Chemical and Structural Investigation of Pt-Ni Extended Surface Catalyst Electrodes

Wednesday, 4 October 2017: 16:40
Chesapeake I (Gaylord National Resort and Convention Center)
S. M. Shulda (Colorado School of Mines), J. N. Weker (SLAC National Accelerator Laboratory, USA), C. Ngo (Colorado School of Mines), S. A. Mauger, S. M. Alia, K. C. Neyerlin, B. S. Pivovar (National Renewable Energy Laboratory), and S. Pylypenko (Colorado School of Mines)
Typical carbon-supported platinum (Pt) nanoparticle catalysts suffer from having only moderate specific activities relative to bulk Pt, as well as activity losses caused by various degradation processes. [1] Extended surface Pt catalysts are a promising alternative to the current state-of-the-art catalysts, particularly if high surface areas are achieved.

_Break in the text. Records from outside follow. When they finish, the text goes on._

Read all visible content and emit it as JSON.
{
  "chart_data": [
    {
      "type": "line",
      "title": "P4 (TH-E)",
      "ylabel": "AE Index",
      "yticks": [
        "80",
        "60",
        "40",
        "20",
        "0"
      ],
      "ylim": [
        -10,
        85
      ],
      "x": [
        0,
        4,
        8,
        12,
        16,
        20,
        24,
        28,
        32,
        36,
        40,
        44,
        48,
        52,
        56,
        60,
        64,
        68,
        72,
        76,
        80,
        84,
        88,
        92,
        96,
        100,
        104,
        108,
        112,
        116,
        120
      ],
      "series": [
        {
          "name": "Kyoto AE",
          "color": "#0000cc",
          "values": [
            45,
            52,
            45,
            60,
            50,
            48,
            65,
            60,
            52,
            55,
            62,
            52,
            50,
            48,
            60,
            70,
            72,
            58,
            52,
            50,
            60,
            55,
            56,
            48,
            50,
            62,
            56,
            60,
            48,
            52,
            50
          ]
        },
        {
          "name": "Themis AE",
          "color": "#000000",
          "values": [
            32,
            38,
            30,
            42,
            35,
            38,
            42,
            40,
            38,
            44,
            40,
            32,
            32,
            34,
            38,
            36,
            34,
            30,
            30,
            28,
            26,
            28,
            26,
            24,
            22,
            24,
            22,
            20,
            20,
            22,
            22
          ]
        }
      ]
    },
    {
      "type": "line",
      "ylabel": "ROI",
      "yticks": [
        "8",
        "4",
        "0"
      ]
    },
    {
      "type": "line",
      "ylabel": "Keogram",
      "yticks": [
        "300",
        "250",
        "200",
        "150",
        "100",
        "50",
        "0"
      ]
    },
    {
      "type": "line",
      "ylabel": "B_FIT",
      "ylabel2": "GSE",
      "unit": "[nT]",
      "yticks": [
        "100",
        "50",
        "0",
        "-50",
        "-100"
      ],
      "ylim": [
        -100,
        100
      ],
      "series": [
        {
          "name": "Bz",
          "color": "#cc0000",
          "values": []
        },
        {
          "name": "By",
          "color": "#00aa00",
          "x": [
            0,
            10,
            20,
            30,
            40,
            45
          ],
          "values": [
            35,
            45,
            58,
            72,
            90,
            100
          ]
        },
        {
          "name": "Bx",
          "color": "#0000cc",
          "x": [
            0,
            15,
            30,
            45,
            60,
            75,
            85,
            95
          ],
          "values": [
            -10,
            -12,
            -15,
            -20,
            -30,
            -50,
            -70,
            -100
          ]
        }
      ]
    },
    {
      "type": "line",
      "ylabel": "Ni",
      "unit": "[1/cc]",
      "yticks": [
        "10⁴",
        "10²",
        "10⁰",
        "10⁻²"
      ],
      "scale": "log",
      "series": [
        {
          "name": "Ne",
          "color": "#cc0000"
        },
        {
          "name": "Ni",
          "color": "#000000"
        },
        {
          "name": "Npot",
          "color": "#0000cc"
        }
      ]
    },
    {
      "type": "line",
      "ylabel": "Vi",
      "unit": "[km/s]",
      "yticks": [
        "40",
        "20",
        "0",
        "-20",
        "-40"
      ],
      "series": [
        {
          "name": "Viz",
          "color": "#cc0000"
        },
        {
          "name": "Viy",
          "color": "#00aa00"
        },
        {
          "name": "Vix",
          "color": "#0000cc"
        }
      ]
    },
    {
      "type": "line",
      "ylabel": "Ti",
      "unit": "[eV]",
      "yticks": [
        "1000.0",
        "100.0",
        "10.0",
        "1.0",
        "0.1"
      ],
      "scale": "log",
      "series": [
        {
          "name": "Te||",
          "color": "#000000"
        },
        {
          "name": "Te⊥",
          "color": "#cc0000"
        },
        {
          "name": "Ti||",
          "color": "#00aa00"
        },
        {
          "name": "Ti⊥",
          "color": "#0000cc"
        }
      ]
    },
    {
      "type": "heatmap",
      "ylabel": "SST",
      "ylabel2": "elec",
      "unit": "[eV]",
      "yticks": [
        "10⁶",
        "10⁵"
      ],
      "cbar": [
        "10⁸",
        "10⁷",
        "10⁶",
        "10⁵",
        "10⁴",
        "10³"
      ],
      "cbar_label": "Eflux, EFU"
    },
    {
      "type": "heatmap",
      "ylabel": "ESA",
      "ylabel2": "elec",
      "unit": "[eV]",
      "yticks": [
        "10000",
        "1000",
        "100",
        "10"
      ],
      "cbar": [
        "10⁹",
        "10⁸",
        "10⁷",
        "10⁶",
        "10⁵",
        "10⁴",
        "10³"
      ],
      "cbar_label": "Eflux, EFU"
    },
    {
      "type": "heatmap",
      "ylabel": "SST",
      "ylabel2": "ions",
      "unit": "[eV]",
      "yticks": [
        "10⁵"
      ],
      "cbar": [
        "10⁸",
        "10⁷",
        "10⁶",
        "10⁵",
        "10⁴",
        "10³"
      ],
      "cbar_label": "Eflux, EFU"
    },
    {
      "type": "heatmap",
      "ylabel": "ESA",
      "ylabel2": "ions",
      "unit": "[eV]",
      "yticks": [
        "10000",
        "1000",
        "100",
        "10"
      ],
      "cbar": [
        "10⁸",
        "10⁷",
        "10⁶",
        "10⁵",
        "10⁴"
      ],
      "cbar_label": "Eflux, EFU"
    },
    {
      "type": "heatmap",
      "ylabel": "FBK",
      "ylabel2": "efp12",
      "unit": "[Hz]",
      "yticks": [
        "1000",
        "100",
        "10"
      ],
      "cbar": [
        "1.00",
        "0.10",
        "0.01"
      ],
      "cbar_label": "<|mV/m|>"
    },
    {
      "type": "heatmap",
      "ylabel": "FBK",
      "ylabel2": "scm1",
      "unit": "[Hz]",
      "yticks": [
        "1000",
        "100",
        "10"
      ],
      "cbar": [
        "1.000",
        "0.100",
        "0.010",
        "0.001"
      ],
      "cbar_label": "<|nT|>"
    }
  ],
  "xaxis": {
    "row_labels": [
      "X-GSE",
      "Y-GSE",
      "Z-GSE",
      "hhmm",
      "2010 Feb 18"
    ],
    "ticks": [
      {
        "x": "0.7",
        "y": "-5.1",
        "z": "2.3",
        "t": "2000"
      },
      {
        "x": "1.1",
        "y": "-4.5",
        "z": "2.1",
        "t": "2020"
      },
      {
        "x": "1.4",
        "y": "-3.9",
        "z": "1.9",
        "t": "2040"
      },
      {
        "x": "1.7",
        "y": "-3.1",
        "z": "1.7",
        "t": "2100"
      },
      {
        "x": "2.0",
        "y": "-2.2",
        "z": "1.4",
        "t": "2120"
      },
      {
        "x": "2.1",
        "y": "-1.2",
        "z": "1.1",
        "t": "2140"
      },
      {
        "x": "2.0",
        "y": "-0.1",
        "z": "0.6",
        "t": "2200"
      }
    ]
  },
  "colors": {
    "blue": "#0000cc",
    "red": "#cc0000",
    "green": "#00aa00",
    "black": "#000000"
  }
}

Recently, we have developed Pt-Ni extended surface catalysts with surface areas >90 m2/gmPt and improvements in mass activity, specific activity, and durability. [2] However, as-synthesized materials are susceptible to dissolution of the Ni from the core of the Pt-Ni nanowire (NW) and therefore exhibit serious performance losses due to Ni ions binding to proton sites in the ionomer. Through a series of post-synthesis treatments involving annealing and subsequent acid leaching to optimize material structure and composition, the NW specific activity and durability were significantly improved. [3]

Current efforts focus on performance optimization of the catalyst layer in membrane electrode assemblies (MEAs), which in addition to detailed information on the as-synthesized and treated catalysts, also requires investigation of these materials when part of an electrode. Structure, composition, and morphology were determined with initial 2D characterization of the NWs and electrodes using scanning electron microscopy (SEM), energy dispersive X-ray spectroscopy (EDS) via scanning transmission electron microscopy (STEM), and X-ray photoelectron spectroscopy (XPS), as well as synchrotron techniques including X-ray absorption near edge structure (XANES) and extended X-ray absorption fine structure (EXAFS) spectroscopies. Beyond these methods, transmission X-ray microscopy (TXM) allowed for high resolution, non-destructive, element-specific analysis of the electrode structure with 2-D and 3-D visualization. Catalyst composition/structure and electrode fabrication conditions were varied to explore opportunities and limitations of in situ characterization of the electrodes with these low Pt loadings extended surface catalysts.